Habitaciones en penumbra

Madison

El viaje hacia la Torre Sterling fue un trayecto borroso de luces de ciudad y silencio. Arthur, el chofer, no dijo una sola palabra mientras el ascensor privado nos succionaba hacia el piso sesenta. Cuando las puertas se abrieron, no me encontré con el lujo brillante que esperaba, sino con una penumbra sepulcral.

El ático era inmenso, pero las pesadas cortinas de terciopelo gris estaban echadas, bloqueando cualquier rastro de la luz del sol. El aire olía a libros viejos, a cera de vela y a ese aroma metálico que flota en los hospitales.

—El señor Sterling la espera en la biblioteca —dijo Harrison, apareciendo de la nada entre las sombras—. Recuerde las reglas: no corra las cortinas, no encienda luces fuertes y, sobre todo, no haga preguntas sobre su aspecto.

Asentí con la cabeza, moviéndome como un autómata. El entumecimiento en mi alma era tan grande que ni siquiera sentía curiosidad, solo una pesadez que me arrastraba los pies.

Caminé por el pasillo hasta una puerta de roble doble. Al entrar, la única iluminación provenía de una chimenea que chisporroteaba débilmente en un rincón. Al fondo, sentado en un sillón de respaldo alto que le daba la espalda a la puerta, vi la silueta de un hombre. Solo alcanzaba a ver una mano apoyada en el brazo del sillón; era una mano grande, pero la piel en el dorso se veía extraña, una red de cicatrices brillantes y tensas que subían hacia la manga de su bata de seda negra.

—Acércate, Madison —dijo una voz.

No era la voz de un monstruo. Era profunda, áspera como el terciopelo desgarrado, y cargada de un cansancio que me resultó extrañamente familiar.

Caminé hasta quedar a unos metros de él, pero no intenté rodear el sillón para verlo de frente. Me quedé allí, de pie, esperando órdenes.

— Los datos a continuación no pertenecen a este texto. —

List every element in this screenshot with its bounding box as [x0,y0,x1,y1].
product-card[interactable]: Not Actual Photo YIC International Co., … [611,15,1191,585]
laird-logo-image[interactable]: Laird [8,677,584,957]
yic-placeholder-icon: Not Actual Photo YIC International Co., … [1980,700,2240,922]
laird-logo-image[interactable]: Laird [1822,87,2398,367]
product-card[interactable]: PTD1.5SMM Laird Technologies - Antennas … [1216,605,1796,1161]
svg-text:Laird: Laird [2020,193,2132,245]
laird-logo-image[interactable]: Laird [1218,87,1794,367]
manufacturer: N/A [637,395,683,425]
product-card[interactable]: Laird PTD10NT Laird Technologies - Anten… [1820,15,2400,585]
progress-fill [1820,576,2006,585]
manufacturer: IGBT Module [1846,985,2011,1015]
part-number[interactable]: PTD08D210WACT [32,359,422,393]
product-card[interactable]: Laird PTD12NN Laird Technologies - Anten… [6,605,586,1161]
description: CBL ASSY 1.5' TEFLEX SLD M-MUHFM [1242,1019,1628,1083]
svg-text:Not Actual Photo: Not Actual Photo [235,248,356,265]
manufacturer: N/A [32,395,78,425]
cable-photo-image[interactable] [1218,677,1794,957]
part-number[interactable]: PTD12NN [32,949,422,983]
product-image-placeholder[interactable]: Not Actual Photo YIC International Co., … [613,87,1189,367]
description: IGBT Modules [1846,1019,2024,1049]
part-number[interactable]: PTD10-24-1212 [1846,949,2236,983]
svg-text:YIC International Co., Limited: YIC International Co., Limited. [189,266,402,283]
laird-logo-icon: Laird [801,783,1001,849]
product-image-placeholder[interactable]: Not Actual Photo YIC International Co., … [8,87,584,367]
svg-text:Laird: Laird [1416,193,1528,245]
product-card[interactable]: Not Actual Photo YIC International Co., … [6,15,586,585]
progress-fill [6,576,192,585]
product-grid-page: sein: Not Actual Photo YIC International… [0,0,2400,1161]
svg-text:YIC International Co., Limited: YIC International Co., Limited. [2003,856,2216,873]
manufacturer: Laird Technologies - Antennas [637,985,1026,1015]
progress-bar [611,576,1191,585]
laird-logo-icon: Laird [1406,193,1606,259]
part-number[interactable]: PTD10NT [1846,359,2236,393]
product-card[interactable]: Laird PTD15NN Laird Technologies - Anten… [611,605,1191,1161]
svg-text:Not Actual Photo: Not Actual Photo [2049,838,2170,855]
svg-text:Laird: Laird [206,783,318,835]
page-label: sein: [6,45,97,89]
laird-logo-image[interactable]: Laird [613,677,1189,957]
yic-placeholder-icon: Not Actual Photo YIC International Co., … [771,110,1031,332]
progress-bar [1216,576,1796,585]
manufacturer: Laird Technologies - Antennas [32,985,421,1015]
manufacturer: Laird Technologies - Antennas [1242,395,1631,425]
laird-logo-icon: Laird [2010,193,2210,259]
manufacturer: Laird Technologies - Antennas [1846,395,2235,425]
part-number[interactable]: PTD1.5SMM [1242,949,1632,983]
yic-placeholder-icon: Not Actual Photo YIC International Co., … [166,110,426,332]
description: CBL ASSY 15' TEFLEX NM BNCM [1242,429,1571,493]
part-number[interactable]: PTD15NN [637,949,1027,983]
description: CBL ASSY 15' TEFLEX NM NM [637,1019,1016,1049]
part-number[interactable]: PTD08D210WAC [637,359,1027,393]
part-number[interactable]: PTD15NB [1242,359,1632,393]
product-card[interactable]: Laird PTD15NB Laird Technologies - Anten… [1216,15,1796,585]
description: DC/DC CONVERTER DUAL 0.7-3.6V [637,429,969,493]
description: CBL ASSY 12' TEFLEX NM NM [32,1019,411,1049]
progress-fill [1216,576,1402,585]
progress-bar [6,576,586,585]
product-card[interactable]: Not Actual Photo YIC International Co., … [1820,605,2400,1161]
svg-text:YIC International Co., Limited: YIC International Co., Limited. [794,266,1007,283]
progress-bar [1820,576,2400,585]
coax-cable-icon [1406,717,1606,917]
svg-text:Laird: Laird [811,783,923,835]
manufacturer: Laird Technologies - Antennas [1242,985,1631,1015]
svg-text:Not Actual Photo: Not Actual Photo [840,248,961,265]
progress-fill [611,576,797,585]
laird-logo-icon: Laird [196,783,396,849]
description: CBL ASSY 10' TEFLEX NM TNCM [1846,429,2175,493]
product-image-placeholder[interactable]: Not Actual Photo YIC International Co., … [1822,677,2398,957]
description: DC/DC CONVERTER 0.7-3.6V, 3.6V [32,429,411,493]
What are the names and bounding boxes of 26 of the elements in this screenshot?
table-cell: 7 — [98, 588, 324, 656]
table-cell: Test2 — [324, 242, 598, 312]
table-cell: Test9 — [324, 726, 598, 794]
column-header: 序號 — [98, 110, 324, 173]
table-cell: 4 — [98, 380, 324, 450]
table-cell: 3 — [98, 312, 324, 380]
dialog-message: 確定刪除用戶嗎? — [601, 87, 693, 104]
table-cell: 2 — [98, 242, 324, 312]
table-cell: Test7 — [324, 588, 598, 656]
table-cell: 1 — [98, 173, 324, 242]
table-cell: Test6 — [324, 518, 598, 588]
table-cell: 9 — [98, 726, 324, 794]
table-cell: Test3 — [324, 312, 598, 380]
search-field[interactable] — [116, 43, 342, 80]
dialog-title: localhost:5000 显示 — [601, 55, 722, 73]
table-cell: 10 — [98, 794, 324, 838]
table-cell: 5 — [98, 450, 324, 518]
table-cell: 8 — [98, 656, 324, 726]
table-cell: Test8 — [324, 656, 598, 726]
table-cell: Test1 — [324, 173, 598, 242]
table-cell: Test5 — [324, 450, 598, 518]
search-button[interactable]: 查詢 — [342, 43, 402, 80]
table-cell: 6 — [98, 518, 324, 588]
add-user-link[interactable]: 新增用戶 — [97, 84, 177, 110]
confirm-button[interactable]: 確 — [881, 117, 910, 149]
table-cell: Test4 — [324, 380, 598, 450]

—¿No vas a gritar? ¿No vas a exigir ver a tu esposo a la luz del día? —preguntó él, y pude notar el filo de la amargura en sus palabras—. Tu padre me dijo que eras una mujer con carácter. Sin embargo, pareces más un fantasma que yo.

—El carácter requiere energía, señor Sterling —respondí en un susurro, mirando hacia las brasas del fuego—. Y yo ya no tengo ninguna.

Escuché un movimiento en el sillón. Él se tensó, sorprendido por mi falta de miedo o resistencia.

—Lleva a la señora Sterling a su habitación, Harrison —ordenó Brandon bruscamente, sin girarse—. Mañana empezaremos con las cláusulas de convivencia. Hoy… hoy solo quiero que te retires. Tu presencia es… demasiado real para este lugar.

—Como desee —dije.

Hice una pequeña inclinación de cabeza hacia el respaldo del sillón, aunque no sabía si él podía verme, y salí de la habitación.

Mi nuevo dormitorio era igual de sombrío. Me senté en la cama y abrí mi pequeña maleta. Saqué una foto de Layka y sus cachorros que guardaba en mi bolso; era el único rastro de luz en mi vida actual. Me quedé mirándola hasta que mis ojos se cerraron por el cansancio.

En mitad de la noche, un sonido me despertó. Fue el roce de una tela contra el suelo y una respiración pesada cerca de la puerta de mi habitación, que había quedado entreabierta. Me quedé inmóvil, con el corazón latiendo con una lentitud dolorosa.

A través de la rendija, vi una silueta alta. La mitad de su rostro estaba oculta por las sombras, pero la otra mitad… la luz de la luna que se filtraba por un resquicio de la cortina mostró brevemente una cicatriz profunda que nacía en su sien y se perdía bajo su cuello. Su ojo, un azul eléctrico y triste, se clavó en mí durante unos segundos.

No me moví. No me asusté. Simplemente lo miré de vuelta, reconociendo en él el mismo tipo de ruina que yo llevaba por dentro.

—Duerme, Madison —susurró la sombra antes de desaparecer en la oscuridad del pasillo.

Cerré los ojos de nuevo. Por primera vez en semanas, no me sentía tan sola. Estaba casada con un hombre roto, en una casa hecha de sombras, y por alguna razón, eso era lo único que mi corazón deprimido podía procesar sin romperse del todo.